Student tickets only available at game
Students trying to ensure themselves a spot at the BYU and Utah basketball games this week by getting tickets should plan on showing up to the games early.
To ensure that at sold-out games every seat in the stadium is filled, the Utah State ticket office has stopped issuing tickets to students before games.
“What we found out in the last six years was that a lot of students were picking up tickets for games, especially the high demand games, whether they were planning on going or not,” USU ticket manager Clark Livsey said. “Then they didn’t show up.
“The problem that created was we were sold out of tickets, but there was actually more space inside the [Romney] stadium to allow more students to come in.”
In 1998, the current card reader system was installed at both the Spectrum and Romney Field.

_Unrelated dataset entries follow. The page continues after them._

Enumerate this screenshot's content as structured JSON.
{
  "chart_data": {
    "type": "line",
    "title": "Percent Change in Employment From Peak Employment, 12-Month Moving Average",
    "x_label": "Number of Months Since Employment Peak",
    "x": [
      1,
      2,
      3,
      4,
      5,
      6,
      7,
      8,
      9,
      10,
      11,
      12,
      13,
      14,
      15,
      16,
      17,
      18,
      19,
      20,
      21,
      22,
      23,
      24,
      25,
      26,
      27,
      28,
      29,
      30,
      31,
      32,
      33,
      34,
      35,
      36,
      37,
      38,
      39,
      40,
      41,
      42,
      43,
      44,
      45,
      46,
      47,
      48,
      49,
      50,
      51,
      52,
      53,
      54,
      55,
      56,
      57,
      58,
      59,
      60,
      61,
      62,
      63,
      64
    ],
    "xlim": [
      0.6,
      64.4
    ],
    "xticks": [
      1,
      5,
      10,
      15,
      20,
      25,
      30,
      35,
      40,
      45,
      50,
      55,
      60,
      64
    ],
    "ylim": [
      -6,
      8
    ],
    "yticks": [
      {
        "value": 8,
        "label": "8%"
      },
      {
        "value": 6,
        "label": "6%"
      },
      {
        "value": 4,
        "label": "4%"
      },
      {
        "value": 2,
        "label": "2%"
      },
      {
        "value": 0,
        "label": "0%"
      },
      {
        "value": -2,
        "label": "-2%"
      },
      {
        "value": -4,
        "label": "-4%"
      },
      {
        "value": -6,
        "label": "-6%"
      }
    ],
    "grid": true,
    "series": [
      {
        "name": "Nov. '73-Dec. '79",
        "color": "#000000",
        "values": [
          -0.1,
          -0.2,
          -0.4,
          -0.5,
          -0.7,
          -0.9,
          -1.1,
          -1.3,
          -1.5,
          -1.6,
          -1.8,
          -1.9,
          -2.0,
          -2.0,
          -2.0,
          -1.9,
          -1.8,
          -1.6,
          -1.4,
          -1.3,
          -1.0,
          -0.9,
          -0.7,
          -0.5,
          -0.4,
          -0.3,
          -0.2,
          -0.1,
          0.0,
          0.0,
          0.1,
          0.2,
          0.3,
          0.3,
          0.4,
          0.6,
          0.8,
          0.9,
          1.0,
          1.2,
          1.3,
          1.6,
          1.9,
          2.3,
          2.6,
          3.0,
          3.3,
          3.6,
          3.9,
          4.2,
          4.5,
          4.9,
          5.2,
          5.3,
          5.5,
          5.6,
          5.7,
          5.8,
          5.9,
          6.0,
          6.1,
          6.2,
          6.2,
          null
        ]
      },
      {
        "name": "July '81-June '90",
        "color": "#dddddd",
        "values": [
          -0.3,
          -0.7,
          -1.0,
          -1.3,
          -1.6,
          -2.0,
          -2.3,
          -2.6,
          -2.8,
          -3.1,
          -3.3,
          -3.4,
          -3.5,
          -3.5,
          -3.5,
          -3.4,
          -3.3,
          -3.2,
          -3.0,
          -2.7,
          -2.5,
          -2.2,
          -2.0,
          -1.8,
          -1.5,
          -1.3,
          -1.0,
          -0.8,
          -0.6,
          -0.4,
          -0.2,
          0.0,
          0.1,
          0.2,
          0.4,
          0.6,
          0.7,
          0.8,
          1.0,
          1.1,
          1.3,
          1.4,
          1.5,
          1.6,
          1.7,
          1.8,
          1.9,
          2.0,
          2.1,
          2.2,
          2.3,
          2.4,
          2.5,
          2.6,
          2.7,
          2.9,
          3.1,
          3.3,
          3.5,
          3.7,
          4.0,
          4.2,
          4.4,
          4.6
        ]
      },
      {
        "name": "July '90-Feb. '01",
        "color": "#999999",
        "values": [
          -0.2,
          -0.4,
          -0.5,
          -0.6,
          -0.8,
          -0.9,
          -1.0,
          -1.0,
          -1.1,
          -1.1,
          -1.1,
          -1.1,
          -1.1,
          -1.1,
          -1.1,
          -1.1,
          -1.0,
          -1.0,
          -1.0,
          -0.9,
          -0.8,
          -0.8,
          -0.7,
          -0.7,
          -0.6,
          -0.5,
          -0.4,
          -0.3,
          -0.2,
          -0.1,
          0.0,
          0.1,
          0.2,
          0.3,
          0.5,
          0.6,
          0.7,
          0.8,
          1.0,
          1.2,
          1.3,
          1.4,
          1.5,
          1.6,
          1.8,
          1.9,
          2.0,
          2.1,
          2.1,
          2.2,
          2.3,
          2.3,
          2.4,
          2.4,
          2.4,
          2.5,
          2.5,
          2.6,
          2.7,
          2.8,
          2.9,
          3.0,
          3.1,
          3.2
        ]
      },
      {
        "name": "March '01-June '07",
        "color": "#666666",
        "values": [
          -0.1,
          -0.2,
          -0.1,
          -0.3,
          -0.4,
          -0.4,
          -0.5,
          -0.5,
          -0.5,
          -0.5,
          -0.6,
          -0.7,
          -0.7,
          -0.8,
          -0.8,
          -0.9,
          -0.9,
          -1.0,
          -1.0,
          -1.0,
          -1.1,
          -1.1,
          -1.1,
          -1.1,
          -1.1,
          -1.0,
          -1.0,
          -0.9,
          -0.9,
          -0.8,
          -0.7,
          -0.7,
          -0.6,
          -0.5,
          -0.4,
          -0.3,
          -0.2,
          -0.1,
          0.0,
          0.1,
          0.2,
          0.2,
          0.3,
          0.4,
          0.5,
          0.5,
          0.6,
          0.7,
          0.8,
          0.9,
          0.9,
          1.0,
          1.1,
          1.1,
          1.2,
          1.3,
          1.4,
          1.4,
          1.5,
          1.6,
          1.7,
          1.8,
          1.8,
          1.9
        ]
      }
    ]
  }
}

Prior to that, the students had to show their cards to get into games.
When the electronic system was installed, students could only get in through one gate at the Spectrum or stadium.

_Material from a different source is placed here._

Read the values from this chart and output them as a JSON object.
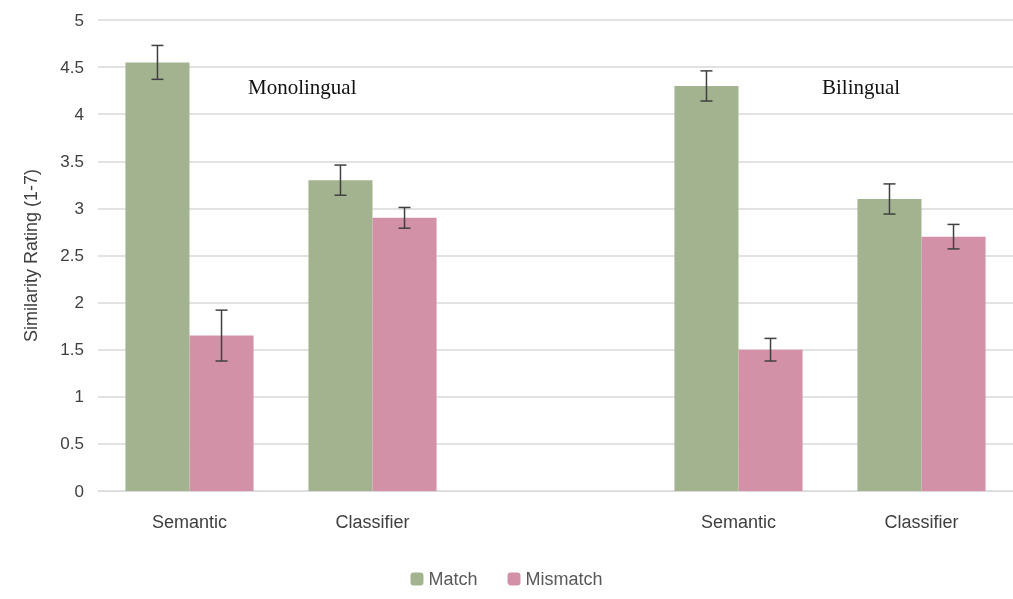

To allow students to get through all the gates, the ticket office started handing out free tickets to students with their student IDs before the games.
Eventually, this practice evolved to students going and getting tickets the week before a big game to ensure they could get in, no matter how late they showed up to the game.
Livsey said the practice wasn’t a problem. The problem came when students would get tickets before the game and then not come.
For the football game against the University of Utah, 6,400 tickets were issued to students before the game.
However, Livsey said only 5,500 were redeemed and many other students were turned away. It was a sold-out crowd, but not a filled-up stadium – something Livsey said he wanted to prevent.
He said situations like the Utah game also happened last season with a couple basketball games toward the end of the season.
“We have to assume that everybody that has a ticket is going to come to the game,” he said. “As far as the capacity of the stadium goes, we have to stay in the limits of that. That’s why we’ve decided … to not pass out tickets in advance.”
For those worried about not getting a seat, Livsey he said he suggests getting to the games early and waiting in line.
However, he said in the past they haven’t had to start turning students away until well into the first half.
“I think a lot of students think we’re out to get them and we’re really not,” Livsey said. “This is just trying to solve a problem and we’re sympathetic to all the different needs of the students, but we obviously can’t please everybody.
“With everything we do, there is going to be a certain number of people who will be disenfranchised, I guess, and we’re just trying to make it best for the majority of the students.”